On the surface, ABC’s hit '90s sitcom Home Improvement is wholesome family entertainment. The show follows the tool-obsessed Tim Taylor (Tim Allen), who instructs the viewers of his TV show, Tool Time, how to fix things around their houses - even though he continuously destroys his own home with a series of overpowered gadgets while his wife and sons look on. Peer a little deeper, though, and the disturbing hidden meanings of the show become clear.
The Home Improvement cast wouldn't admit this, but it's obvious throughout the show that Tim Taylor has lost his damn mind. If you spent the '90s watching Tim Taylor try to keep his family from falling apart, then you no doubt realize that Home Improvement is an existential hellscape. Home Improvement isn’t the only piece of popular entertainment with a potential dark side, but it is one of the few that seems to wear its contempt for its characters on its sleeve.
The horrifying things about Home Improvement not only stem from Tim’s apparent hatred for his family and paranoia about his wife’s desire to find a life outside the home, but also from the possibility that the events of the plot were all imagined as part of Tim's mental collapse. Out of all the sitcoms stricken with ennui, Home Improvement may be the most existentially frayed, and its self-destructive nature is well worth exploring.
All of the signs of Al's homelessness were obvious from the onset: he always wore the same shirt, grew out his beard for warmth, and jumped at the chance to enter a relationship with someone, no matter how demeaning she was towards him, all so he could sleep in a warm bed before returning to the warm lights of the television studio.
If only Tim and Jill had paid attention to their friend's plight.
Tim and Jill seem to dislike each other, and it's possible that disdain curdled into full-blown hatred at some point. Tim's frustrations boil over in every episode; one time, he even destroys a piece of their furniture to work out his personal demons - a textbook sign of something worse happening in the home.
And the series doesn't shy away from showing Tim and Jill arguing over his lack of desire to go to the opera or complete their will.
Tim Taylor always seems destined for a gruesome death caused by one of his crazy contraptions. His character is presented as being accident prone, but people aren't made the host of long-running, popular home improvement programs if they're that clumsy. It seems clear that Tim has some sort of death wish.

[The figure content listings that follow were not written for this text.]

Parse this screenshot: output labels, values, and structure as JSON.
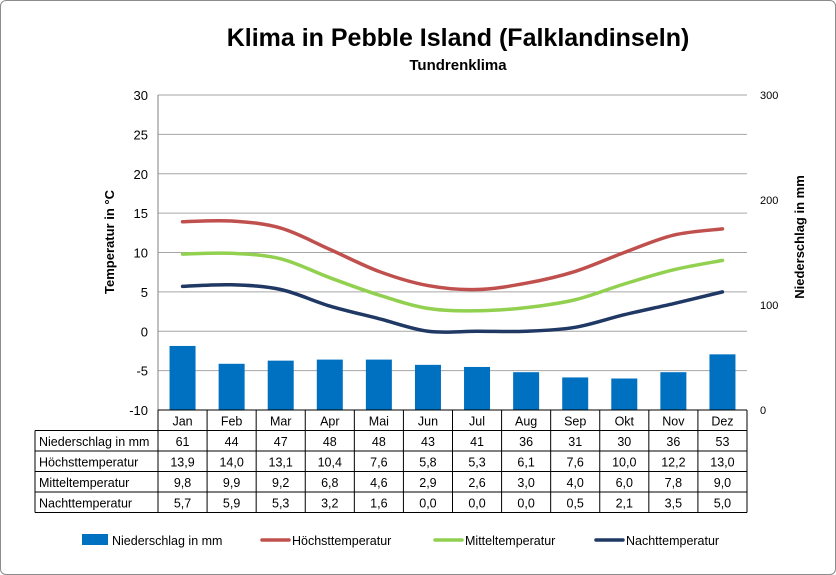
{
  "chart_data": {
    "type": "bar",
    "title": "Klima in Pebble Island (Falklandinseln)",
    "subtitle": "Tundrenklima",
    "categories": [
      "Jan",
      "Feb",
      "Mar",
      "Apr",
      "Mai",
      "Jun",
      "Jul",
      "Aug",
      "Sep",
      "Okt",
      "Nov",
      "Dez"
    ],
    "ylabel": "Temperatur in °C",
    "y2label": "Niederschlag in mm",
    "ylim": [
      -10,
      30
    ],
    "y2lim": [
      0,
      300
    ],
    "yticks": [
      "30",
      "25",
      "20",
      "15",
      "10",
      "5",
      "0",
      "-5",
      "-10"
    ],
    "y2ticks": [
      "300",
      "200",
      "100",
      "0"
    ],
    "legend_position": "bottom",
    "grid": "horizontal",
    "series": [
      {
        "name": "Niederschlag in mm",
        "type": "bar",
        "axis": "right",
        "color": "#0070C0",
        "values": [
          61,
          44,
          47,
          48,
          48,
          43,
          41,
          36,
          31,
          30,
          36,
          53
        ],
        "labels": [
          "61",
          "44",
          "47",
          "48",
          "48",
          "43",
          "41",
          "36",
          "31",
          "30",
          "36",
          "53"
        ]
      },
      {
        "name": "Höchsttemperatur",
        "type": "line",
        "axis": "left",
        "color": "#C0504D",
        "values": [
          13.9,
          14.0,
          13.1,
          10.4,
          7.6,
          5.8,
          5.3,
          6.1,
          7.6,
          10.0,
          12.2,
          13.0
        ],
        "labels": [
          "13,9",
          "14,0",
          "13,1",
          "10,4",
          "7,6",
          "5,8",
          "5,3",
          "6,1",
          "7,6",
          "10,0",
          "12,2",
          "13,0"
        ]
      },
      {
        "name": "Mitteltemperatur",
        "type": "line",
        "axis": "left",
        "color": "#92D050",
        "values": [
          9.8,
          9.9,
          9.2,
          6.8,
          4.6,
          2.9,
          2.6,
          3.0,
          4.0,
          6.0,
          7.8,
          9.0
        ],
        "labels": [
          "9,8",
          "9,9",
          "9,2",
          "6,8",
          "4,6",
          "2,9",
          "2,6",
          "3,0",
          "4,0",
          "6,0",
          "7,8",
          "9,0"
        ]
      },
      {
        "name": "Nachttemperatur",
        "type": "line",
        "axis": "left",
        "color": "#1F3864",
        "values": [
          5.7,
          5.9,
          5.3,
          3.2,
          1.6,
          0.0,
          0.0,
          0.0,
          0.5,
          2.1,
          3.5,
          5.0
        ],
        "labels": [
          "5,7",
          "5,9",
          "5,3",
          "3,2",
          "1,6",
          "0,0",
          "0,0",
          "0,0",
          "0,5",
          "2,1",
          "3,5",
          "5,0"
        ]
      }
    ]
  }
}
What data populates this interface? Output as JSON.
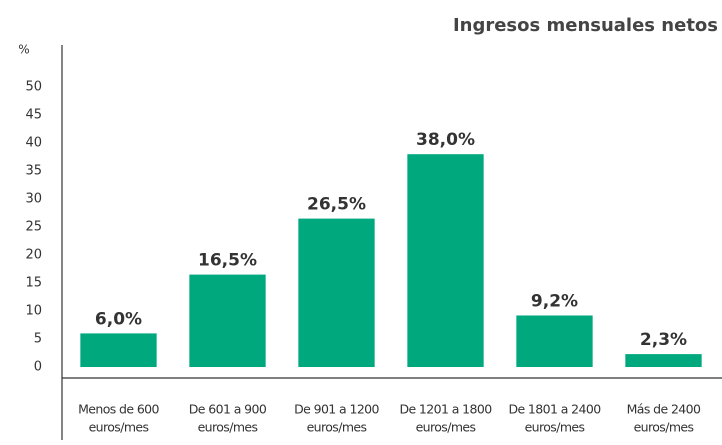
{
  "chart_data": {
    "type": "bar",
    "title": "Ingresos mensuales netos",
    "y_label": "%",
    "categories": [
      [
        "Menos de 600",
        "euros/mes"
      ],
      [
        "De 601 a 900",
        "euros/mes"
      ],
      [
        "De 901 a 1200",
        "euros/mes"
      ],
      [
        "De 1201 a 1800",
        "euros/mes"
      ],
      [
        "De 1801 a 2400",
        "euros/mes"
      ],
      [
        "Más de 2400",
        "euros/mes"
      ]
    ],
    "values": [
      6.0,
      16.5,
      26.5,
      38.0,
      9.2,
      2.3
    ],
    "value_labels": [
      "6,0%",
      "16,5%",
      "26,5%",
      "38,0%",
      "9,2%",
      "2,3%"
    ],
    "color": "#00a87e",
    "ylim": [
      0,
      57.5
    ],
    "yticks": [
      0,
      5,
      10,
      15,
      20,
      25,
      30,
      35,
      40,
      45,
      50
    ],
    "grid": false
  }
}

What better way for the tool man to pass beyond this mortal coil than being destroyed by one of his own machines?
Even if you've only seen a handful of episodes of Home Improvement, you're aware of the disgust that Tim Taylor feels towards his family. All he wants to do is work on his hot rod and be applauded on his show. But day in and day out, he's forced to pretend to care about the issues his family faces.
Jill, his wife, constantly asserts her independence: first, she leaves the house to continue her education, then she begins to work for a magazine, which puts her in direct competition with Tim's identity as the media personality in the home. And out of his three children, none of them have ever shown interest in their father's world. Even Brad, the sporty son, fails to show any enthusiasm for tools.
Maybe their lack of interest in fawning over Tim drives him to his attempts to control every appliance and machine around him.
In the Season 6 episode "The Karate Kid Returns," it's revealed that Wilson (whose full name is Wilson W. Wilson Jr.) is related to the Wilsons from The Beach Boys. The Wilson family was notoriously contentious, and their constant in-fighting drove songwriter Brian Wilson to become a recluse living in a recording studio/sandbox.
Could the same thing have happened to Home Improvement's Wilson? Was his home a wasteland of unused recordings about his love of the 405 highway and the endless summer? Was he driven to the freezing plains of Michigan out of the betrayal he felt every time he set eyes on the sunny beaches of Southern California?
Tim's Fear Of Death Is Tied To His Unfinished Hot Rod
Tim's garage is a place of constant construction. His hot rod sits uncompleted for much of the series, either due to his inability to finish anything important that he starts or because he feels his hot rod is his final project. What does a man have left to do once he proves his worth as the host of a regional home improvement show and has three children?
Tim has tasted success and ensured his legacy, so all that's left is his hot rod and the great beyond.